Una violenza estesa a tutta la famiglia
Sono orfani speciali, termine coniato da Anna Baldry, la nota criminologa morta nel 2019. Sono orfani di madre, perché uccisa, ma anche di padre, poiché suicida o in carcere. Chi si prende cura di loro, solitamente familiari stretti (nonni, zii), ha bisogno di supporto psicologico, quanto i minori che si prende a carico.
Il trauma è di tutta la famiglia e la violenza da diretta diventa assistita, ma rimane una violenza. Se ne è parlato durante il convegno “Quello che i bambini non vedono” tenuto a Padova e promosso dall’ordine degli psicologi del Veneto.

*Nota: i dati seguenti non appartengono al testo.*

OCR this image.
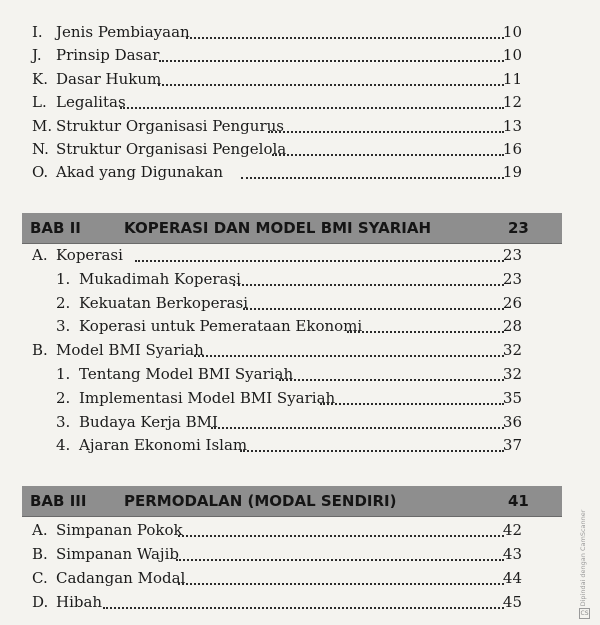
I. Jenis Pembiayaan	10
J. Prinsip Dasar	10
K. Dasar Hukum	11
L. Legalitas	12
M. Struktur Organisasi Pengurus	13
N. Struktur Organisasi Pengelola	16
O. Akad yang Digunakan	19
BAB II	KOPERASI DAN MODEL BMI SYARIAH	23
A. Koperasi	23
1. Mukadimah Koperasi	23
2. Kekuatan Berkoperasi	26
3. Koperasi untuk Pemerataan Ekonomi	28
B. Model BMI Syariah	32
1. Tentang Model BMI Syariah	32
2. Implementasi Model BMI Syariah	35
3. Budaya Kerja BMI	36
4. Ajaran Ekonomi Islam	37
BAB III	PERMODALAN (MODAL SENDIRI)	41
A. Simpanan Pokok	42
B. Simpanan Wajib	43
C. Cadangan Modal	44
D. Hibah	45	Dipindai dengan CamScanner
CS
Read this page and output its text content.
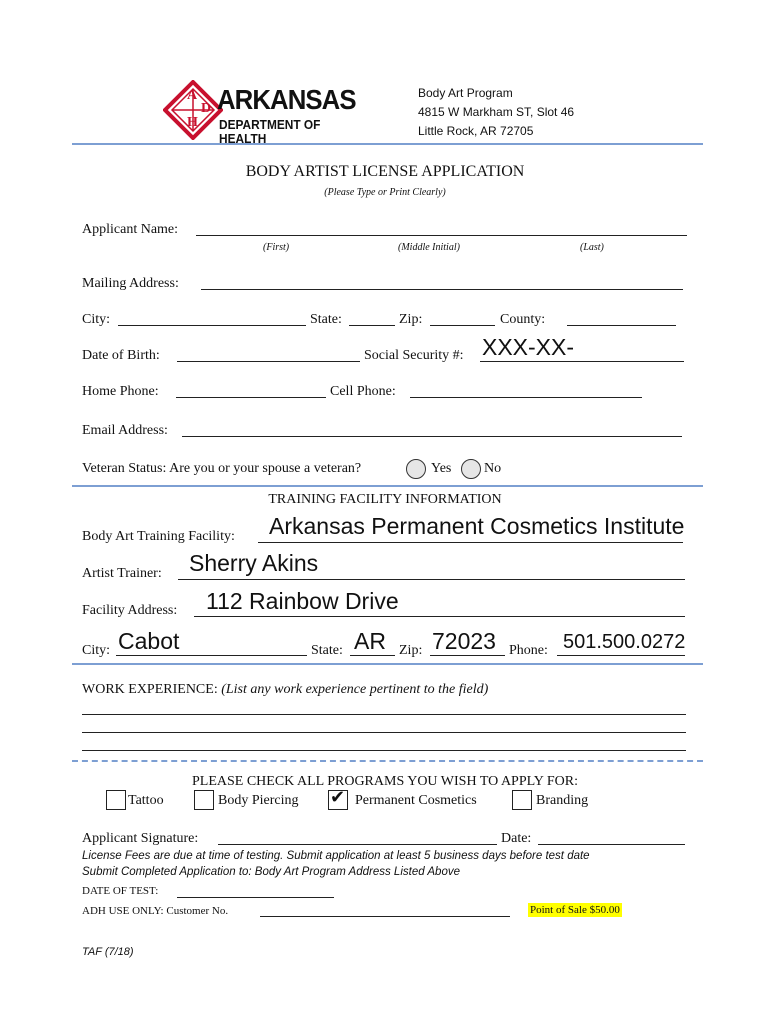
A
D
H
ARKANSAS
DEPARTMENT OF HEALTH
Body Art Program
4815 W Markham ST, Slot 46
Little Rock, AR 72705
BODY ARTIST LICENSE APPLICATION
(Please Type or Print Clearly)
Applicant Name:
(First)	(Middle Initial)	(Last)
Mailing Address:
City:	State:	Zip:	County:
Date of Birth:	Social Security #: XXX-XX-
Home Phone:	Cell Phone:
Email Address:
Veteran Status: Are you or your spouse a veteran?	Yes No
TRAINING FACILITY INFORMATION
Body Art Training Facility: Arkansas Permanent Cosmetics Institute
Artist Trainer: Sherry Akins
Facility Address: 112 Rainbow Drive
City: Cabot	State: AR Zip: 72023 Phone: 501.500.0272
WORK EXPERIENCE: (List any work experience pertinent to the field)
PLEASE CHECK ALL PROGRAMS YOU WISH TO APPLY FOR:
Tattoo	Body Piercing ✔ Permanent Cosmetics	Branding
Applicant Signature:	Date:
License Fees are due at time of testing. Submit application at least 5 business days before test date
Submit Completed Application to: Body Art Program Address Listed Above
DATE OF TEST:
ADH USE ONLY: Customer No.	Point of Sale $50.00
TAF (7/18)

Le parole di Paola Medde, psicologa e psicoterapeuta: “Dopo l’evento tragico, effettivamente, il problema è che, spesso, vengono lasciati tutti quanti soli, e non solo i bambini e le bambine che rimangono orfani. Ma anche, soprattutto, quelle famiglie affidatarie che, per un discorso di legge, generalmente, sono anche i parenti fino al terzo grado di questi stessi bambini e bambine. Quindi loro stessi sono coinvolti in un dolore e, loro stessi, devono essere assistiti e aiutati affinché possano funzionare per aiutare ad aiutare.”
La testimonianza dell’orfano Giuseppe Del Monte
Ai lavori è intervenuto anche un orfano speciale, Giuseppe Del Monte, il cui padre ha ucciso la madre ventisei anni fa, finendo poi in carcere. “Mi aspettavo – ha detto – che le istituzioni mi chiedessero se avevo bisogno di supporto, se riuscivo a mantenermi. La nostra vita era completamente stravolta ma, dallo Stato, non ho ricevuto nulla. Lo psicologo me lo sono pagato di tasca mia dopo vent’anni dall’accaduto, perché prima non riuscivo nemmeno a parlarne.”
Giuseppe Del Monte, orfano di una donna uccisa dal padre: “Lui la prima cosa che faceva quando ricevevamo un giocattolo era buttarcelo o in una stufa o, comunque, rompercelo perché noi non potevamo giocare in casa. Io ricordo mia madre al punto che ci diceva “Ragazzi sta arrivando papà, mi raccomando non ridete”.”
“Noi non potevamo guardare mio padre negli occhi mentre ci parlava, dovevamo abbassare lo sguardo. Era normalissimo vedere mio padre che piazzava le mani a mia madre. Fino a quando io tredicenne e i miei fratelli molto più grandi convinciamo mia madre a lasciare quest’uomo che ci stava torturando in tutti i sensi la vita”.
La reazione delle vittime di violenza che sopravvivono
C’è poi il mondo delle donne che subiscono violenza e che sopravvivono, chiedono aiuto ai centri antiviolenza e si portano anche i figli. E, anche in questo caso, i minori subiscono violenza assistita dalla loro stessa madre.
Secondo i dati del centro antiviolenza di Padova, nel 2023 sono state accolte 21 donne con 17 figli minori e, con progettualità a lungo termine presso la casa rifugio, sette donne con due minori. In tutti i nuclei accolti, sia in emergenza sia in casa rifugio, si è potuto constatare che i minori erano vittime di violenza assistita. La donna, vittima di violenza che è anche madre, vive un doppio peso quando scatta la violenza che mette in pericolo la vita. La mente mette in atto un meccanismo per sopravvivere: il tentativo di abbassare la tensione, giustificare colui che agisce violenza, minimizzare.